Add 1 large egg, one ¼-oz. envelope instant yeast (about 2¼ tsp.), ⅓ cup (67 g) granulated sugar, 1 Tbsp. Diamond Crystal or 1¾ tsp. Morton kosher salt, and remaining 1½ cups whole milk to tangzhong and whisk to combine. Add remaining 5½ cups (688 g) all-purpose flour. Fit bowl onto stand mixer; fit mixer with dough hook attachment. Mix on low speed until combined, about 1 minute. Increase speed to medium-low and mix, scraping down sides of bowl occasionally, until dough is smooth and elastic, 18–24 minutes. Pinch off a golf-ball-size piece of dough and stretch between your fingers as thin as possible without breaking. If you can see light through the dough, it’s ready. If not, continue mixing a few more minutes, then try again.
Add ½ cup (1 stick) unsalted butter, room temperature, cut into pieces, to dough and mix on medium speed until incorporated, about 2 minutes. Continue mixing until dough pulls away cleanly from sides of bowl and is no longer tacky to the touch, 5–7 minutes longer. Remove bowl from mixer and cover with a damp kitchen towel. Let sit in a warm spot until doubled in volume, 60–90 minutes.
While the dough is rising, cook ½ cup (1 stick) unsalted butter in a small saucepan over medium heat, stirring occasionally, until butter foams and milk solids turn dark amber, about 4 minutes. Transfer to a heatproof bowl and let cool slightly. Add 1 cup (packed; 200 g) dark brown sugar, 2 Tbsp. ground cinnamon, 2 Tbsp. heavy cream, and ½ tsp. Diamond Crystal or ¼ tsp. Morton kosher salt to butter and mix to combine.
FROSTING AND ASSEMBLY
Butter two 9″-diameter cake pans. Punch down dough and transfer to a lightly floured surface. Stretch dough into a rough rectangle; if dough feels stiff, let sit 5–10 minutes to allow gluten to relax. Arrange dough with short side facing you and roll out to a 24×13″ rectangle. Spread filling over dough in an even layer.
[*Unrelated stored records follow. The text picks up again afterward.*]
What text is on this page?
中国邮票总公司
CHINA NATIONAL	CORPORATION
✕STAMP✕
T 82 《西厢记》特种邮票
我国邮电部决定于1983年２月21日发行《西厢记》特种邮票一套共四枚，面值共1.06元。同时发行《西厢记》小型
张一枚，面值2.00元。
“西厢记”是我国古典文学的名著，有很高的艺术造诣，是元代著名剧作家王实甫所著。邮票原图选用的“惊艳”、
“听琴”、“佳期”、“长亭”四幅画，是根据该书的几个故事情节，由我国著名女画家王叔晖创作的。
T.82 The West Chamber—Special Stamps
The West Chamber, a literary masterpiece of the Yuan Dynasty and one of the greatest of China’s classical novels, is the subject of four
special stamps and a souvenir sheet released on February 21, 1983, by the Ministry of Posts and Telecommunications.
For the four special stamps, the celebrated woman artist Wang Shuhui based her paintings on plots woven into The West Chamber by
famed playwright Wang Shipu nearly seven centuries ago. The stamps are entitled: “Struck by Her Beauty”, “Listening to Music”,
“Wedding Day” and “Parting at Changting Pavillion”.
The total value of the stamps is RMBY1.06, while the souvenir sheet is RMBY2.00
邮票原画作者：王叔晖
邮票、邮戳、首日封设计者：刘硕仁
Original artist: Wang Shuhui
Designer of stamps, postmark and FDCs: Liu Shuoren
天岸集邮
Starting at edge closest to you, tightly roll up dough into a log; roll log seam side down. Using a sharp serrated knife and long sawing motions, trim ends of log; discard. Using serrated knife or, preferably, unflavored dental floss, cut log in half crosswise, then cut each half into 6 equal rounds. (If using dental floss, slide floss underneath dough, then cross over top and pull ends through.) Nestle 6 rounds, cut side down, in each prepared cake pan. Cover with damp kitchen towels and let sit in a warm spot until doubled in volume, about 30–50 minutes.
Place a rack in middle of oven; preheat to 350°. Bake rolls until golden on top and puffed (don’t be alarmed if they rise dramatically in the center), 25–30 minutes.
Meanwhile, using an electric mixer on medium speed or a whisk, beat 4 Tbsp. unsalted butter, room temperature, and 8 oz. cream cheese, room temperature, in a large bowl, scraping down sides of bowl as needed, until combined. Add 1¼ cups (138 g) powdered sugar, 1 Tbsp. heavy cream, 1 tsp. lemon zest (if using), and ¼ tsp. Diamond Crystal or Morton kosher salt and beat until mixture is smooth and sugar is incorporated. Taste and beat in more powdered sugar (up to ¾ cup) if desired. Thin with more cream as needed, a teaspoonful at a time, until frosting is thick but spreadable.
Let cinnamon rolls cool in pan 5 minutes; spread frosting over.